Elle précise encore que l'union des syndicats Arc IV et [Adresse 3] n'a jamais été constituée ; que dès lors, la répartition particulière de ses charges individuelles prévue dans le règlement de copropriété du syndicat des copropriétaires [Adresse 3], uniquement en cas d'union, mais n'existant pas dans le règlement du syndicat des copropriétaires Arc IV, est irrecevable depuis 2006 ; que le calcul de l'apurement des charges 2017 et 2018 est erroné de 4178 tantièmes ; que les appels de fonds de 2019 et de 2020 ont été effectués sur un budget prévisionnel erroné de 15 200 euros, et non pas de 10 000 euros ; que, pour les exercices 2017 à 2019, le montant des émoluments et débours de la Selarl AJAssociés a été supérieur aux montants autorisés par les trois ordonnances de taxe rendues par le tribunal judiciaire ; que la Selarl AJAssociés a appelé irrégulièrement les quatre appels de fonds 2021 sans motif légitime.

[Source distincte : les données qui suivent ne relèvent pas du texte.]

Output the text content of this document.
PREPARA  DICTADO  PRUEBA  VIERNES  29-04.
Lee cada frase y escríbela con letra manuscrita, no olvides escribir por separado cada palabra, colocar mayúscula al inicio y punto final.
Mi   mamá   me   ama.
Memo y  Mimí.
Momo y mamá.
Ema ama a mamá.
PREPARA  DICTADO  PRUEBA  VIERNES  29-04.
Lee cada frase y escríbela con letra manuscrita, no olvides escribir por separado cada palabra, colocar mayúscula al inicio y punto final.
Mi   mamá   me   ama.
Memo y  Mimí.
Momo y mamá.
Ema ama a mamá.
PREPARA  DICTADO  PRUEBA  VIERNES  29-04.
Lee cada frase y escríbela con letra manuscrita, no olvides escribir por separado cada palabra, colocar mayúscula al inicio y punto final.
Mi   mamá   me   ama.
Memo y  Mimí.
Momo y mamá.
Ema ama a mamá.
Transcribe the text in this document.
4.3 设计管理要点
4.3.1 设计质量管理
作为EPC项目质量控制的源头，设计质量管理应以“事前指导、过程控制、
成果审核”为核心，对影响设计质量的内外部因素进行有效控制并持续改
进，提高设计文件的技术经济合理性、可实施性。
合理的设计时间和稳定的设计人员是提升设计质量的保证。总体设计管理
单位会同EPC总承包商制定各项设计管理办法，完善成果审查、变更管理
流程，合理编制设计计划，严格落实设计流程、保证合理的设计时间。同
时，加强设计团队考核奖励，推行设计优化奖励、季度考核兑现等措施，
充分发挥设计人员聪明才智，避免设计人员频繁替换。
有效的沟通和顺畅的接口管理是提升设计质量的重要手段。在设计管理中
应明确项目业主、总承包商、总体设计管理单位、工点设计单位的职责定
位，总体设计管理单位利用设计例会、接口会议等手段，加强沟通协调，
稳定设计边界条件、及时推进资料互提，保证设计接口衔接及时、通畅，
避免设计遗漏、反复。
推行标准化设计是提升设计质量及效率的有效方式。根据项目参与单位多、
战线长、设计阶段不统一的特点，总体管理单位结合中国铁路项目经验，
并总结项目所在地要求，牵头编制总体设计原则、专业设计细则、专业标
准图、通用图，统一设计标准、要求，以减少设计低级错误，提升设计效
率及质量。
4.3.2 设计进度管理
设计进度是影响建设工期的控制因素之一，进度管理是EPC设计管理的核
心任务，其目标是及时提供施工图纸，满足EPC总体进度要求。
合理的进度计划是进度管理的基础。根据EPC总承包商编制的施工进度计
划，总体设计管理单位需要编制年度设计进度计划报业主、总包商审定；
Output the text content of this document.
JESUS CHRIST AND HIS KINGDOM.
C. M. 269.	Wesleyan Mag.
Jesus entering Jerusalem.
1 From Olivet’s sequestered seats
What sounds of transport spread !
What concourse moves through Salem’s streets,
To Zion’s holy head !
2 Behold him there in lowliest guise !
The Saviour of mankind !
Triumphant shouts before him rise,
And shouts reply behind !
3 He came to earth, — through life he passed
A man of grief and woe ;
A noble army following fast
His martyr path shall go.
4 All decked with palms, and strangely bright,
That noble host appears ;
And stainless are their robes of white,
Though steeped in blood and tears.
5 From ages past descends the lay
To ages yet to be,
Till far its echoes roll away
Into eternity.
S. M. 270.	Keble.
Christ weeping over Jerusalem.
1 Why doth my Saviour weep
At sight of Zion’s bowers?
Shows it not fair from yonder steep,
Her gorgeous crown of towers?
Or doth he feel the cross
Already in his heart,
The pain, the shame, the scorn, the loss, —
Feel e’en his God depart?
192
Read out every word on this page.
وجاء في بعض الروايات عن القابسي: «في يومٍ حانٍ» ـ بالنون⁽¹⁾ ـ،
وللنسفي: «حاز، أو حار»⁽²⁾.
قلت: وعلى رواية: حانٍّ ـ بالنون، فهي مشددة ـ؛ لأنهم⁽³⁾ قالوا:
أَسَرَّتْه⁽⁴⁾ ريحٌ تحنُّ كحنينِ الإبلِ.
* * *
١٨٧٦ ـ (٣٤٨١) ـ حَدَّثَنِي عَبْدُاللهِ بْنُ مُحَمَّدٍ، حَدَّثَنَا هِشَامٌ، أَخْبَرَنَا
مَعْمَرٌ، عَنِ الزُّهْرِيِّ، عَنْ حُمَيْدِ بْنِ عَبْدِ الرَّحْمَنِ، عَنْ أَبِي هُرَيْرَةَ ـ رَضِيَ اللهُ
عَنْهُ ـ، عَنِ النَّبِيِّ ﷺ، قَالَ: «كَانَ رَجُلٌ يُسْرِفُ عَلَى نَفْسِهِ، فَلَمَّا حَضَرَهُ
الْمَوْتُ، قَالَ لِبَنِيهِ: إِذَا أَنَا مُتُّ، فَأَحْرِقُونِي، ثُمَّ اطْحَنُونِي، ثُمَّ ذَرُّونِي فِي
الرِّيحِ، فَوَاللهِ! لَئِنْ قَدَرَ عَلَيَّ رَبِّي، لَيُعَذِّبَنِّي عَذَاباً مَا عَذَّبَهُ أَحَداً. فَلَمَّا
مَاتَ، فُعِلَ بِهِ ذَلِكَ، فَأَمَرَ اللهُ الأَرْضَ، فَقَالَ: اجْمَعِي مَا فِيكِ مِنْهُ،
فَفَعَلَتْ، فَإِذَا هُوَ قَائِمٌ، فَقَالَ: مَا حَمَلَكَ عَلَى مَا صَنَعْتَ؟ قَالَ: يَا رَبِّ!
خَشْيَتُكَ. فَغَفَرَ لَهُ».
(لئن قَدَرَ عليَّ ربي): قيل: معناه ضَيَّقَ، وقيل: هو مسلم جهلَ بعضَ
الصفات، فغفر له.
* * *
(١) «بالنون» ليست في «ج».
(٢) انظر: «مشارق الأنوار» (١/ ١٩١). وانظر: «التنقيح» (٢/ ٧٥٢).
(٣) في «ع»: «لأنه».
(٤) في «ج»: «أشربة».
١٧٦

Elle ajoute que n'ont pas été notifiés aux copropriétaires les procès-verbaux de décisions de la Selarl AJAssociés validant les comptes annuels de 2017 à 2021 et fixant les budgets prévisionnels pour 2020, 2021, et 2022, ni le procès-verbal de décisions du 4 mars 2021 ; que la mission de la Selarl AJAssociés se terminant le 25 mai 2022, celle-ci n'a pas convoqué une assemblée générale des trois syndicats comme spécifié dans l'ordonnance de prolongation ; que cette dernière n'a pas davantage corrigé les irrégularités comptables, les décisions qui n'ont pas fait l'objet d'une consultation préalable du conseil syndical, et la comptabilité des tableaux individuels des copropriétaires non conformes aux procès-verbaux de décisions notifiés.

Par dernières conclusions notifiées le 16 février 2024, le syndicat secondaire des copropriétaires de l'ensemble immobilier dénommé [Adresse 3] situé entre la [Adresse 6] et la [Adresse 7] à [Localité 5], représenté par la Selarl AJAssociés, administrateurs judiciaires, sollicite de voir sur la base des articles 834 et 835 du code de procédure civile, 4 alinéa 3 et 11 alinéa 2 du code de procédure pénale, 10, 14-1, 14-2, 10-1 et 29-1 de la loi du 10 juillet 1965, 35 du décret du 17 mars 1967, 1240 et 1256 alinéa 2 du code civil :

- confirmer le jugement rendu le 6 juin 2023 en ce qu'il a condamné la Sarl Vill'Apparts Meublés à lui payer les sommes provisionnelles suivantes :

. 20 000 euros à titre de provision sur les charges de copropriété et frais de poursuite,

. 1 000 euros à titre de provision sur l'indemnisation de son préjudice pour résistance abusive,

. 3 000 euros au titre de l'article 700 du code de procédure civile, outre les entiers dépens,

- infirmer le jugement en ce qu'il l'a débouté de sa demande de condamnation à hauteur de 3 867,22 euros au titre des charges de copropriété restant dues au 20 mars 2023,

- condamner la Sarl Vill'Apparts Meublés à lui payer la somme complémentaire provisionnelle de 3 867,22 euros, soit une condamnation totale de 23 867,22 euros au titre des charges de copropriété arrêtées au 20 mars 2023,

y ajoutant,

- débouter la Sarl Vill'Apparts Meublés e l'ensemble de ses demandes,

- condamner à titre provisionnel la Sarl Vill'Apparts Meublés à lui payer la somme de 5 000 euros à titre d'indemnité par application de l'article 700 du code de procédure civile, en plus des entiers dépens.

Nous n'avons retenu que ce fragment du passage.